Mandatory enrollment in OCIP blocks suit by subcontractor's employee
Case name: Funes v. Eldridge Electric Co., No. 04-08-00006-CV (Tex. Ct. App. 10/01/08).
What it means: Under Texas law, when a general contractor supplies or makes available workers' compensation insurance by requiring that each of its subcontractors enroll in the available "owner controlled insurance program," the general contractor becomes the statutory employer for purposes of the Workers' Compensation Act. As a result, an employee of one subcontractor cannot sue another subcontractor for his personal injuries, as workers' compensation provides the exclusive remedy.

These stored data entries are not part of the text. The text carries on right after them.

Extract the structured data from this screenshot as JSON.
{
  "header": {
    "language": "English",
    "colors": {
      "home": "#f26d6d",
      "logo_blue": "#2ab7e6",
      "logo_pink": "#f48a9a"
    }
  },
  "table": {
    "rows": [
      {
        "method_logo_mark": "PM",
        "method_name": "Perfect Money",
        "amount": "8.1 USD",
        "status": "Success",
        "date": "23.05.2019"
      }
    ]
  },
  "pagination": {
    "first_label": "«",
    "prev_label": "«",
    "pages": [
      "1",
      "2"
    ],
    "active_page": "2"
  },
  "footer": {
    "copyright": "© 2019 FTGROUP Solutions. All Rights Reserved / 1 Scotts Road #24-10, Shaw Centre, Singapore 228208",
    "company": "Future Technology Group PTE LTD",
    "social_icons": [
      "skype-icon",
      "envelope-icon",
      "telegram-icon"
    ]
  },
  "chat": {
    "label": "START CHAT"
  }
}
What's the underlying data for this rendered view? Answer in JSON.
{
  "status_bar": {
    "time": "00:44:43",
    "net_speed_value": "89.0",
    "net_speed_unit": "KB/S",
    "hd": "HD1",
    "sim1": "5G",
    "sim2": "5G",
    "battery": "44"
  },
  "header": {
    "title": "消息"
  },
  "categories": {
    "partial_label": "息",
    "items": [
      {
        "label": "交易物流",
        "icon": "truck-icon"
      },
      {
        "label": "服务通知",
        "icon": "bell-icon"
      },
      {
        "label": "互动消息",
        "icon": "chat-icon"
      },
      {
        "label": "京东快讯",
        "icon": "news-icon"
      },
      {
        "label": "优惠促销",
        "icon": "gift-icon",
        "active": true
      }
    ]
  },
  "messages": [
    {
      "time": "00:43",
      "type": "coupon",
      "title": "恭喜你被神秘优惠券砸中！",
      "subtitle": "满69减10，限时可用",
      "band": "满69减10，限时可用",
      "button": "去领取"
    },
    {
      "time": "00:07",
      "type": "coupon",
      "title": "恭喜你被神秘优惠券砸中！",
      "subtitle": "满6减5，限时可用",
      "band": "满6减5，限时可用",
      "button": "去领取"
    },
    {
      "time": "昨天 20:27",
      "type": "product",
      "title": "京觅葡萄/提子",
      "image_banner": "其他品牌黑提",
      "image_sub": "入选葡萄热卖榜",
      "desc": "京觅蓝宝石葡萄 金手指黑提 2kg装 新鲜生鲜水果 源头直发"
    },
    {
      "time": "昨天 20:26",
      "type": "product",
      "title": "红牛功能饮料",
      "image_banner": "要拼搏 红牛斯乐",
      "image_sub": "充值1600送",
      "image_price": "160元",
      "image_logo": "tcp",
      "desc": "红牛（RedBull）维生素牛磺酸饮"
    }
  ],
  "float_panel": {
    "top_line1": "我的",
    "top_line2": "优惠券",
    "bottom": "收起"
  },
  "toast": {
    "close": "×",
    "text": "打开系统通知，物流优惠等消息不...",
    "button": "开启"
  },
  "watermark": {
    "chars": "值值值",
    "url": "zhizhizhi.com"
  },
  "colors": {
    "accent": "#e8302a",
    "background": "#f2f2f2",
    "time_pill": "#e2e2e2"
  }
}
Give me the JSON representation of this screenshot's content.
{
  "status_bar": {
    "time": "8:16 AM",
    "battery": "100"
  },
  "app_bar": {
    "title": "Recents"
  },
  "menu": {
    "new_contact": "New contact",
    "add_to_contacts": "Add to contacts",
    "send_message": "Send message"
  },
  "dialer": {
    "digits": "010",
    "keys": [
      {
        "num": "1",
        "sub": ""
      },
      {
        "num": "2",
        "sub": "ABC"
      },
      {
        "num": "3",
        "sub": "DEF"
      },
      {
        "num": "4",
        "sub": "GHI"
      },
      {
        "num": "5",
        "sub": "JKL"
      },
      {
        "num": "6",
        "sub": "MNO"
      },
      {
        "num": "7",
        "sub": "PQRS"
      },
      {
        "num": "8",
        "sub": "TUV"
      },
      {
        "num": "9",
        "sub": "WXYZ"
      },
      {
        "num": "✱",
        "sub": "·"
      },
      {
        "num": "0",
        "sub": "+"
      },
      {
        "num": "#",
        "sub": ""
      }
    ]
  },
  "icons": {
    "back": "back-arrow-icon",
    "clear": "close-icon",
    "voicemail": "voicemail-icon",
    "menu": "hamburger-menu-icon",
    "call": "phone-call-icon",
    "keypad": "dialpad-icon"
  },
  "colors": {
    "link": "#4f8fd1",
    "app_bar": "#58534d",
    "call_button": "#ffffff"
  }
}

Summary: An employee of a drywall company was injured when he stepped on a pipe that was left on the floor of a construction site by an employee of an electric company. Both companies were subcontractors on a renovation project. The general contractor for the project required all of its subcontractors to enroll in an OCIP, which provided workers' compensation insurance coverage for all of the subcontractors and their employees. The injured worker received workers' compensation benefits but also sued the electric company for his personal injuries. The Court of Appeals held that the exclusive remedy provision of the WCA protected the electric company from the personal injury suit. It upheld the trial court's award of summary judgment in favor of the company.
The worker argued that the general contractor was not the statutory employer of the subcontractors because it did not provide workers' compensation insurance to them directly. The Court of Appeals disagreed, stating that "where, as here, the premises owner has implemented an owner controlled insurance program and contractually binds its general contractor to require all subcontractors to enroll in the OCIP, to hold that the general contractor did not 'provide' the insurance would preclude protection of the general contractor," contrary to what the Legislature intended. Because the general contractor made the insurance available to the subcontractors, it "provided" it under Texas law, thereby qualifying it as the statutory employer under the WCA.